The accuracy of integrated time-bin normalized Born-Ratio data between the FEM and MC demonstrated that for small source/detector separations the mismatch for early time-bins (< 1 ns) is lower than for later arriving photon time-bins: Figure 3. Although this finding may be intuitive, it does demonstrate the need to take into account source/detector distance-specific time-bins for imaging, using the diffusion approximation, and not a globally specified early photon time-bin, to improve accuracy of image reconstruction.

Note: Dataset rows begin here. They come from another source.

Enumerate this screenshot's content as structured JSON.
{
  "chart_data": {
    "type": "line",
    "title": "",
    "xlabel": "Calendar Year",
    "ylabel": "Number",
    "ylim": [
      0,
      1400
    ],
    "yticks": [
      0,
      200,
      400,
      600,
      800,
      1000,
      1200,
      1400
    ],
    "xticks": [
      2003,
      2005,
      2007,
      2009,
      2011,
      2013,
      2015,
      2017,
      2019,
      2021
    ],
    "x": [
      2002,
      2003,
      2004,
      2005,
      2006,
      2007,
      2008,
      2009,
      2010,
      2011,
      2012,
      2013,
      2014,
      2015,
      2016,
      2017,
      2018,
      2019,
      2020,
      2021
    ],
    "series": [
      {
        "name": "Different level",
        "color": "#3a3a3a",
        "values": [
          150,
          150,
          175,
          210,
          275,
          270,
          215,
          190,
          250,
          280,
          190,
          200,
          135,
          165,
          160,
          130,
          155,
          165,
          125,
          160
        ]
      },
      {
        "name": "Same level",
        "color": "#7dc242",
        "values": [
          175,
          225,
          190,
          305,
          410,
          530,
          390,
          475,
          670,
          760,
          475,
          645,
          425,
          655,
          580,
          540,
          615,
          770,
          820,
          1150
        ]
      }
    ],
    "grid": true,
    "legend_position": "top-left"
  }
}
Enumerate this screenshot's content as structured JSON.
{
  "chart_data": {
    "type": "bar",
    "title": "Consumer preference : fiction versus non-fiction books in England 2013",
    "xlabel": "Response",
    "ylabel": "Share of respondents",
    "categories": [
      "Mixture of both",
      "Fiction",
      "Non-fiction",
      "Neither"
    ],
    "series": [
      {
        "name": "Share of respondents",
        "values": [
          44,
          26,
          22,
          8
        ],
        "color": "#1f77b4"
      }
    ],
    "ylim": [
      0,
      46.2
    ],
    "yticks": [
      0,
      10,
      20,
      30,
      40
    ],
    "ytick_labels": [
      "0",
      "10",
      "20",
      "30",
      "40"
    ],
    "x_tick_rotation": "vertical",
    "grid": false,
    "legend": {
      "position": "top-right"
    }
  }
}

Finally, the general framework for image reconstruction using 3D FEM for TD time-gated data is presented. Using a complex heterogeneous mouse model, it is shown that early time-bin data can provide better localization and a combination of early and late time-bins can further improve contrast as compared to total intensity data (Figure 5 and Table 3). However the reconstructed peak values shown in this paper do not reach the expected values, which is primarily due to the incorrect homogeneous assumption of the optical properties within the image reconstruction. This can be further improved by the utilization of additional reconstruction steps, whereby the background optical properties may be approximated using the excitation and emission data prior to fluorescence reconstruction, together with utilization of a-priori structural information from dual modality systems (Davis et al., 2007; Kepshire et al., 2009).

4. Conclusion

In this paper, a 3D FEM based diffuse time domain model for near-infrared light transport in biological tissue is presented and validated using both analytical and Monte Carlo solutions. This new functionality allows simulation of both excitation and fluorescence TPSFs for heterogeneous scattering and absorbing media in arbitrary geometries. The paper focused on the development of the model and evaluations were performed theoretically via comparisons with analytical and MC. The TPSF data-types presented in the comparisons include the TPSF curves for a range of source/detector separations, the normalised light fluence, the mean time of photon arrival, the absolute difference of the mean-time, and the percentage error between measured and simulated intensity.

It has been demonstrated that using a 3D FEM implementation of the TD diffusion-based light propagation model, both the excitation and emission photon transport in a phantom can be modelled to create time dependant information with the lowest accuracy seen at the very early arriving photons. Model based image reconstruction based on FEM implementation has been outlined together with the utilisation of multiple integrated time-bin intensity data demonstrating the benefits of incorporating early and late time-bins for the improvement of image accuracy.